OK – I will admit that this is a rerun of an article I posted 5 years ago – but I wanted to share it with any new followers.
First you need to climb what is called the Heavenly Stairs.
Continuing up the Heavenly Stairs.
Down Below, you see “towns” that were built to be support for all the temples at the peaks. This area is still fairly easy and safe, and doesn’t need much caution.
Now you must take a gondola ride to the base of the south peak
After the gondola drops you off there is a short path. This path gets narrower and narrower until the only way to continue is by sections of planks that have been put together to bridge the gaps.
The only railing is a sequence of carabineers and cable, padlocked to metal stakes hammered into the face of the mountain.
When meeting anyone going past you in the opposite direction, the only promising way to pass is by backing up into the closest landing, and then letting the others pass.
Flags show the way on which path you’re on as there are several paths, going to other locations; mostly landings that have larger standing areas.
After moving around the side of the mountain, the mountain starts to slope, so you can stop going around, and start moving in a more straight line to the peak. You can make out steps on the left side of this picture.
The final part goes straight up the mountain face with Toe holes hammered out.
Once you reach the top, there is a long path that saddles the mountain top bringing you to the peak.
And finally, the peak!
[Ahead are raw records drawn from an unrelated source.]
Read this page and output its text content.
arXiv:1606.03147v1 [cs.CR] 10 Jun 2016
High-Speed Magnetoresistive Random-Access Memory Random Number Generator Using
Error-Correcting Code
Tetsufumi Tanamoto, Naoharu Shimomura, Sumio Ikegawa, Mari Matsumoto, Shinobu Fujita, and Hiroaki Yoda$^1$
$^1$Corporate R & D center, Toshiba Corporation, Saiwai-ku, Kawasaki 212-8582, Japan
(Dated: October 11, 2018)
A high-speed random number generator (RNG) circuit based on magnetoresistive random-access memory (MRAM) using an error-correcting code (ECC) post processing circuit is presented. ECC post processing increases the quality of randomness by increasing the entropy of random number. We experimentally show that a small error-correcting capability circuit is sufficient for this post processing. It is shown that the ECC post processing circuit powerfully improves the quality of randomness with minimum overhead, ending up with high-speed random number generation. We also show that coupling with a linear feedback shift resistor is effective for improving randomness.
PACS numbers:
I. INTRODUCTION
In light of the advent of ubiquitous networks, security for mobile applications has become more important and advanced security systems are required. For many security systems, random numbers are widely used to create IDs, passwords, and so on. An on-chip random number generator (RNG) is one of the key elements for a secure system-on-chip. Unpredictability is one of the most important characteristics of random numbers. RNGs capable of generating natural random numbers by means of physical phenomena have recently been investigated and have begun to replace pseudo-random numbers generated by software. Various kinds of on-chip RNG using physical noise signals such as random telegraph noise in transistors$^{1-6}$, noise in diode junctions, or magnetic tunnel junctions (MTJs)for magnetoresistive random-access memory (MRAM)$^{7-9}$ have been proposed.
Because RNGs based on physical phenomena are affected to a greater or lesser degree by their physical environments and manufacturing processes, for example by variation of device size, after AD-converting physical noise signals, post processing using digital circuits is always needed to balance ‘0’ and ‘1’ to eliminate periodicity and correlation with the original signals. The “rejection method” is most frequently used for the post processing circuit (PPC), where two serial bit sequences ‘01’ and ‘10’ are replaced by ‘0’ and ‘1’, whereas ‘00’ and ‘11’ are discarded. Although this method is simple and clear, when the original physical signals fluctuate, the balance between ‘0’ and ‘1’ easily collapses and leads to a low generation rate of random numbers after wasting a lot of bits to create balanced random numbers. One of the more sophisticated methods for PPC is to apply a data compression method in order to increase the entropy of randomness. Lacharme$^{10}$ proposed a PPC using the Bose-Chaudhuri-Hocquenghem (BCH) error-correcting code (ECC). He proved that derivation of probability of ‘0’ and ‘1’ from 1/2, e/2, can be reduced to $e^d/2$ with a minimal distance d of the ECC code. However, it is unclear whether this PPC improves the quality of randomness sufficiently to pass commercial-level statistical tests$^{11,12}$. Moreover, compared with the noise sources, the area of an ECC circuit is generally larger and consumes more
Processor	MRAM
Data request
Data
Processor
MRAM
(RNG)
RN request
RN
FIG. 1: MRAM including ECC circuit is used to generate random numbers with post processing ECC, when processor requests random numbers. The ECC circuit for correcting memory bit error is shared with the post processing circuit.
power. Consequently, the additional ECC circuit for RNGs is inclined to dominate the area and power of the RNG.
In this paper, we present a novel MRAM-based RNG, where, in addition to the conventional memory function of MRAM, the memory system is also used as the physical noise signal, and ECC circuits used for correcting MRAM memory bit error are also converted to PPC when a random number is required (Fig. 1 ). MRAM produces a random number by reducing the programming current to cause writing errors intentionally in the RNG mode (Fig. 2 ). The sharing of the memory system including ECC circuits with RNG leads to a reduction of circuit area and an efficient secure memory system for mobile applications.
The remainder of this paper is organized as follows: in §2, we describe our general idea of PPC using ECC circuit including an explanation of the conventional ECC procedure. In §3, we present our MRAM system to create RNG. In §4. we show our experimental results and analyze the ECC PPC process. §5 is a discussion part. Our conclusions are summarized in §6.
This is the peak where the southern temple is and a tea house which is probably more respected for its location than its tea. But going all this way – the tea will probably taste great!
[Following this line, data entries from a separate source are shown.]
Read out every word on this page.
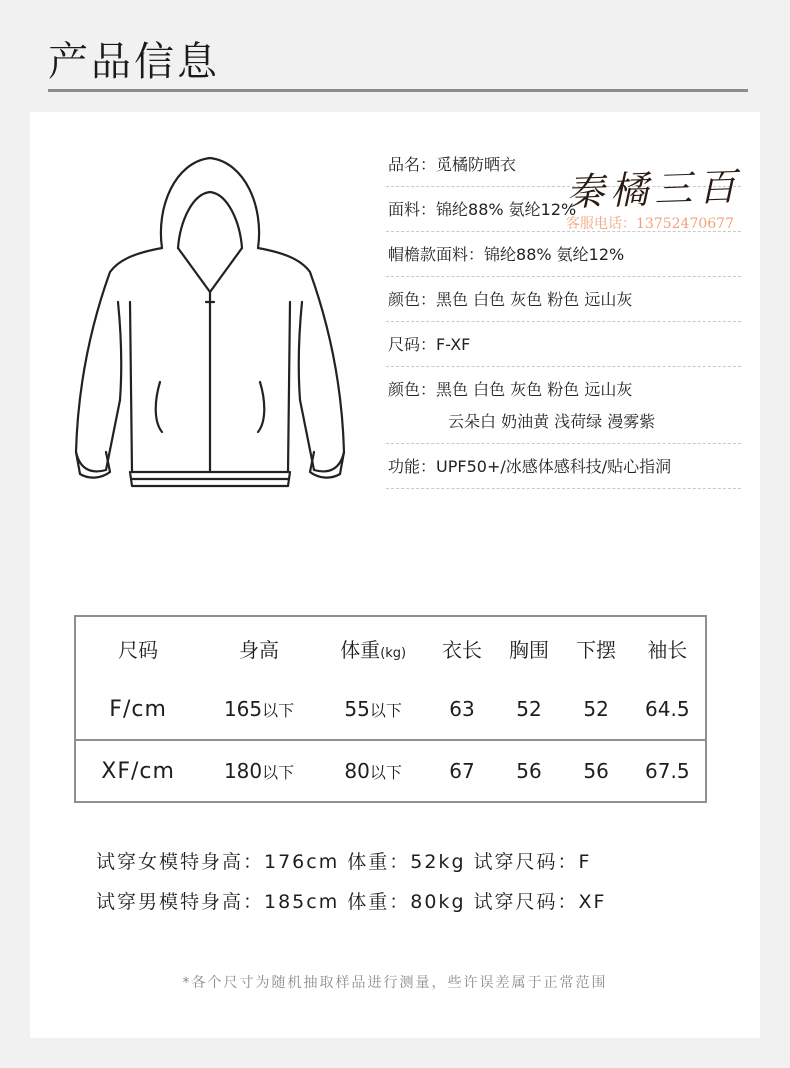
产品信息
品名：觅橘防晒衣
面料：锦纶88% 氨纶12%
帽檐款面料：锦纶88% 氨纶12%
颜色：黑色 白色 灰色 粉色 远山灰
尺码：F-XF
颜色：黑色 白色 灰色 粉色 远山灰
云朵白 奶油黄 浅荷绿 漫雾紫
功能：UPF50+/冰感体感科技/贴心指洞
秦橘三百
客服电话：13752470677
尺码	身高	体重(kg)	衣长	胸围	下摆	袖长
F/cm	165以下	55以下	63	52	52	64.5
XF/cm	180以下	80以下	67	56	56	67.5
试穿女模特身高：176cm 体重：52kg 试穿尺码：F
试穿男模特身高：185cm 体重：80kg 试穿尺码：XF
*各个尺寸为随机抽取样品进行测量，些许误差属于正常范围
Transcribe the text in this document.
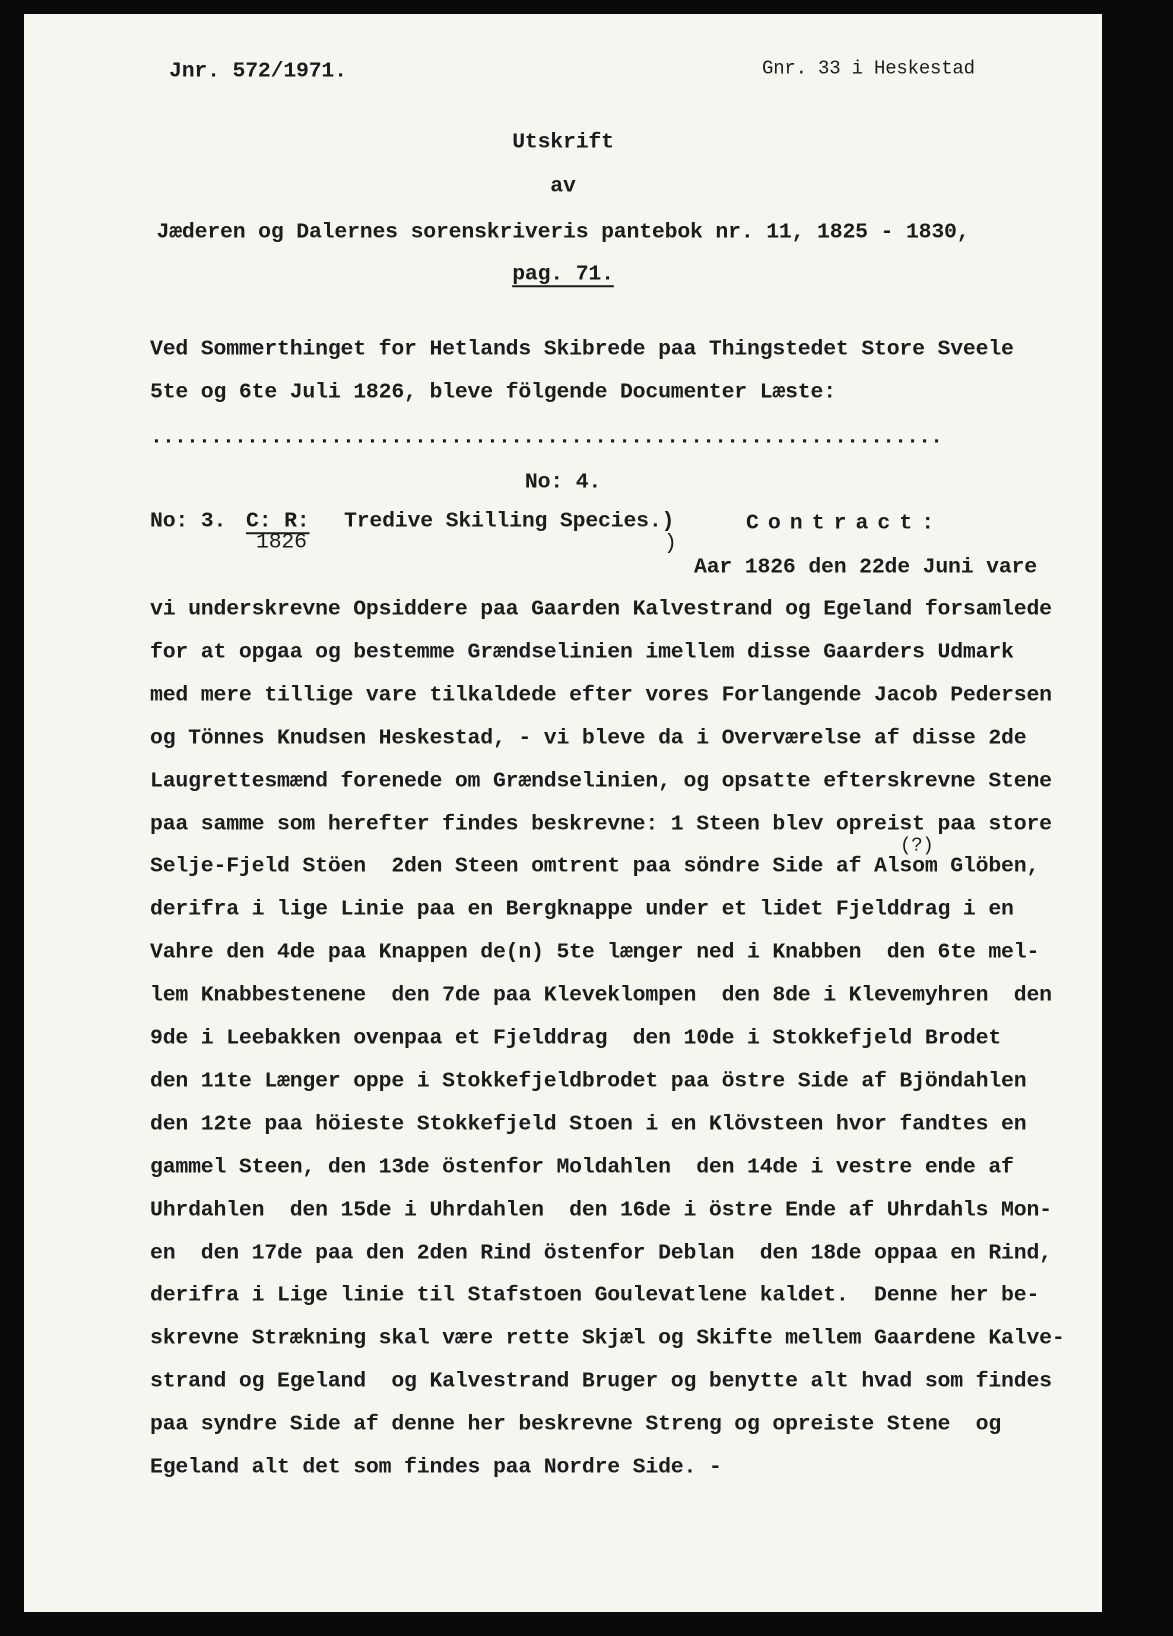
Jnr. 572/1971.	Gnr. 33 i Heskestad
Utskrift
av
Jæderen og Dalernes sorenskriveris pantebok nr. 11, 1825 - 1830,
pag. 71.
Ved Sommerthinget for Hetlands Skibrede paa Thingstedet Store Sveele
5te og 6te Juli 1826, bleve fölgende Documenter Læste:
..................................................................
No: 4.
No: 3. C: R:
1826
Tredive Skilling Species.)
)
Contract:
Aar 1826 den 22de Juni vare
(?)
vi underskrevne Opsiddere paa Gaarden Kalvestrand og Egeland forsamlede
for at opgaa og bestemme Grændselinien imellem disse Gaarders Udmark
med mere tillige vare tilkaldede efter vores Forlangende Jacob Pedersen
og Tönnes Knudsen Heskestad, - vi bleve da i Overværelse af disse 2de
Laugrettesmænd forenede om Grændselinien, og opsatte efterskrevne Stene
paa samme som herefter findes beskrevne: 1 Steen blev opreist paa store
Selje-Fjeld Stöen  2den Steen omtrent paa söndre Side af Alsom Glöben,
derifra i lige Linie paa en Bergknappe under et lidet Fjelddrag i en
Vahre den 4de paa Knappen de(n) 5te længer ned i Knabben  den 6te mel-
lem Knabbestenene  den 7de paa Kleveklompen  den 8de i Klevemyhren  den
9de i Leebakken ovenpaa et Fjelddrag  den 10de i Stokkefjeld Brodet
den 11te Længer oppe i Stokkefjeldbrodet paa östre Side af Bjöndahlen
den 12te paa höieste Stokkefjeld Stoen i en Klövsteen hvor fandtes en
gammel Steen, den 13de östenfor Moldahlen  den 14de i vestre ende af
Uhrdahlen  den 15de i Uhrdahlen  den 16de i östre Ende af Uhrdahls Mon-
en  den 17de paa den 2den Rind östenfor Deblan  den 18de oppaa en Rind,
derifra i Lige linie til Stafstoen Goulevatlene kaldet.  Denne her be-
skrevne Strækning skal være rette Skjæl og Skifte mellem Gaardene Kalve-
strand og Egeland  og Kalvestrand Bruger og benytte alt hvad som findes
paa syndre Side af denne her beskrevne Streng og opreiste Stene  og
Egeland alt det som findes paa Nordre Side. -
The tea house is one of the many Taoist temples on Mt Huashan where 5 peaks are found. Since the original occupants practiced ‘asceticism’, and didn’t make a habit of traveling, their daily meditations were heavily highlighted by drinking tea. For this reason, over the years, this temple has turned into a tea house. When viewed on a map, these mountain ranges form the shape of a flower. The temple was built here since each of the five peaks needed to be populated in order to complete the flower.
Mt. Huashan is situated in Huayin, which is a city 120 km east of Xi’an in the Shaanxi Province of China. Xi’an is where they excavated the Terracotta Warriors and is called the ‘cradle’ of Chinese culture some 3000 years into the past. This specific teahouse is on the South Peak, which has an altitude of 7,087 feet.